Fiat Fullback, primo contatto con il pick-up italiano

La gamma di veicoli commerciali Fiat Professional si amplia con l’arrivo del Fullback, pick-up con meccanica Mitsubishi (L200) che si presta a soddisfare le esigenze di lavoratori e non. Sì, perché omologazione a parte – al momento può essere immatricolato come autocarro per trasporto merci – il Fullback si presta ad essere un’auto a tutto tondo, per chi ama l’off-road e ha necessità particolari di trasporto.

Inarrestabile nel fuoristrada

La scelta si limita a un solo motore, un 2.4 diesel con turbo a geometria variabile disponibile in due potenze: 150 CV e 380 Nm, oppure 180 CV e 430 Nm. Di serie c’è un cambio manuale a 6 marce, in opzione c’è un automatico con convertitore di coppia a 5 marce con paddle al volante fissi sul piantone.

Il Fiat Fullback può essere scelto con la sola trazione posteriore oppure a 4×4. Precisiamo che si tratta di un vero e proprio fuoristrada, di quelli in grado di affrontare percorsi estremi. Telaio a longheroni, marce ridotte, differenziale centrale Torsen con 3 frizioni a controllo elettronico, blocco del differenziale posteriore e altezza da terra elevata ne fanno un fuoristrada inarrestabile.

Per quanto riguarda le sospensioni, il pick-up di Fiat Professional prevede uno schema a doppi bracci con barra stabilizzatrice all’anteriore e un assale rigido con balestre multistrato al posteriore.

Ruvida, ma non male neppure su strada

Nell’abitacolo del Fullback non ci si cala. Per entrarci, bisogna salire, quasi arrampicarsi tanto è in alto. Si domina la strada, a un altezza ancora superiore a quella degli enormi SUV premium che affollano le nostre strade.

Abbiamo guidato il Fiat Fullback 2.4 4×4 da 180 CV e 430 Nm cabina doppia con il cambio automatico. Un motore possente, che fa tenere medie autostradali di tutto rispetto con poco rumore. Il cambio non è dei più rapidi e c’è un po’ di ritardo nella risposta quando si accelera, ma senz’altro ne migliora il comfort.

Carica e traina senza paura

Il Fullback cabina doppia, omologazione a parte, potrebbe essere sfruttato anche dopo l’orario di lavoro. Magari con la famiglia, oppure per vivere i propri hobby senza limiti: nel cassone posteriore ci sta di tutto, dalla tavola da surf al go-kart. Per le attrezzature più lunghe è meglio puntare sul Fullback cabina estesa che ha un cassone con lunghezza di 1.850 mm contro i 1.520 del Fullback cabina doppia.

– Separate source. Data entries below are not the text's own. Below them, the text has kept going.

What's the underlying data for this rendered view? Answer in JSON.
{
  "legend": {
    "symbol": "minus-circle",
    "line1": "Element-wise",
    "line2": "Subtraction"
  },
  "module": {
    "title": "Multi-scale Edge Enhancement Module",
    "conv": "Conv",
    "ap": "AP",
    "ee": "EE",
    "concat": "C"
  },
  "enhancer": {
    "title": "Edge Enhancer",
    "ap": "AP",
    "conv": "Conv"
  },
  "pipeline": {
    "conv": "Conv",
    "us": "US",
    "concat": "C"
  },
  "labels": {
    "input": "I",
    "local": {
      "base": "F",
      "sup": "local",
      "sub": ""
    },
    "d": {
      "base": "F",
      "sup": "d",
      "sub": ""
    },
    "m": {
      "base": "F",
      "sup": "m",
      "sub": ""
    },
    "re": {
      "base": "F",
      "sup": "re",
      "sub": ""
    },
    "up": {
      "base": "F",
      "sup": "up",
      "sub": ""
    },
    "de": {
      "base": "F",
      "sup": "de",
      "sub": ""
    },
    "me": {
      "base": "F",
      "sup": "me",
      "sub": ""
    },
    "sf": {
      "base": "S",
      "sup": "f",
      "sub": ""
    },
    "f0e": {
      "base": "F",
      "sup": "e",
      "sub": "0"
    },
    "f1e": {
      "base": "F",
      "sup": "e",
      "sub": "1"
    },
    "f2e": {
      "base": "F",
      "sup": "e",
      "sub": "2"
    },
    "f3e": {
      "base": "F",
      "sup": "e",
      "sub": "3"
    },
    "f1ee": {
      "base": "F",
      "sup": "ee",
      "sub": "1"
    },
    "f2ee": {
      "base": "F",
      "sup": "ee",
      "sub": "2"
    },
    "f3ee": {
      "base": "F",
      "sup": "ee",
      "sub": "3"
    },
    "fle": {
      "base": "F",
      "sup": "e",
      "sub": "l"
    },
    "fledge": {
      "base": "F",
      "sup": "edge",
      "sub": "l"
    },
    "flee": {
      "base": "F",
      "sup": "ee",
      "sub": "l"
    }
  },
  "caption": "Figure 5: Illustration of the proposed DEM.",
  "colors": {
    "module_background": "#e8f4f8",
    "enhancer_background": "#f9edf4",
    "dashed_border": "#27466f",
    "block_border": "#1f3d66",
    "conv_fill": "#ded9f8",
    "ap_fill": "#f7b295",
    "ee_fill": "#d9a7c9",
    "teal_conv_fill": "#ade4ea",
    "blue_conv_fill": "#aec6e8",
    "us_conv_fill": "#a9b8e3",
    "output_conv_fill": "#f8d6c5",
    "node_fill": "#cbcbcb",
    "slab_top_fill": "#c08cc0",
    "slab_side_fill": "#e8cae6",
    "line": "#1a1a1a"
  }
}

Certo, dimenticatevi l’agilità di una qualsiasi SUV (colpa del telaio a longheroni) e il suo comfort (sotto accusa le balestre multistrato sull’asse posteriore), però lo spazio non manca né davanti né dietro, e se non si lesina sugli accessori si possono avere anche i sedili in pelle riscaldabili. D’altra parte il Fullback è un pick-up robusto e inarrestabile in off-road, con una capacità di carico che supera la tonnellata e una capacità di traino che raggiunge i 3.100 kg (con freno). Di serie c’è il Trailer Stability Assist, un sistema che migliora la stabilità quando si viaggia con un rimorchio.

Prezzi e dotazione di Fiat Fullback

La gamma di Fiat Fullback prevede la configurazione chassis, che si presta a essere customizzata a piacere, cabina estesa e doppia cabina. I prezzi partono da 27.500 euro detax, ovvero IVA esclusa.

Questo pick-up duro e puro può essere equipaggiato di tutto punto con climatizzatore automatico bi-zona, fari Bi-Xenon, sedili in pelle  – gli anteriori riscaldabili -,  schermo touch da 7” con navigatore GPS, telecamera posteriore, e cruise control con limitatore di velocità.

Gli accessori Mopar

Non mancano gli accessori originali firmati Mopar, che ha dedicato al nuovo Fiat Fullback una linea di accessori per metterne in risalto la muscolarità nonché le sue doti di carico: sono disponibili tre hard top per il cassone, senza vetri oppure con finestrini scorrevoli o pop-up, due coperture rigide, tre coperture morbide, il fullbox, e lo sport bar in acciaio inox.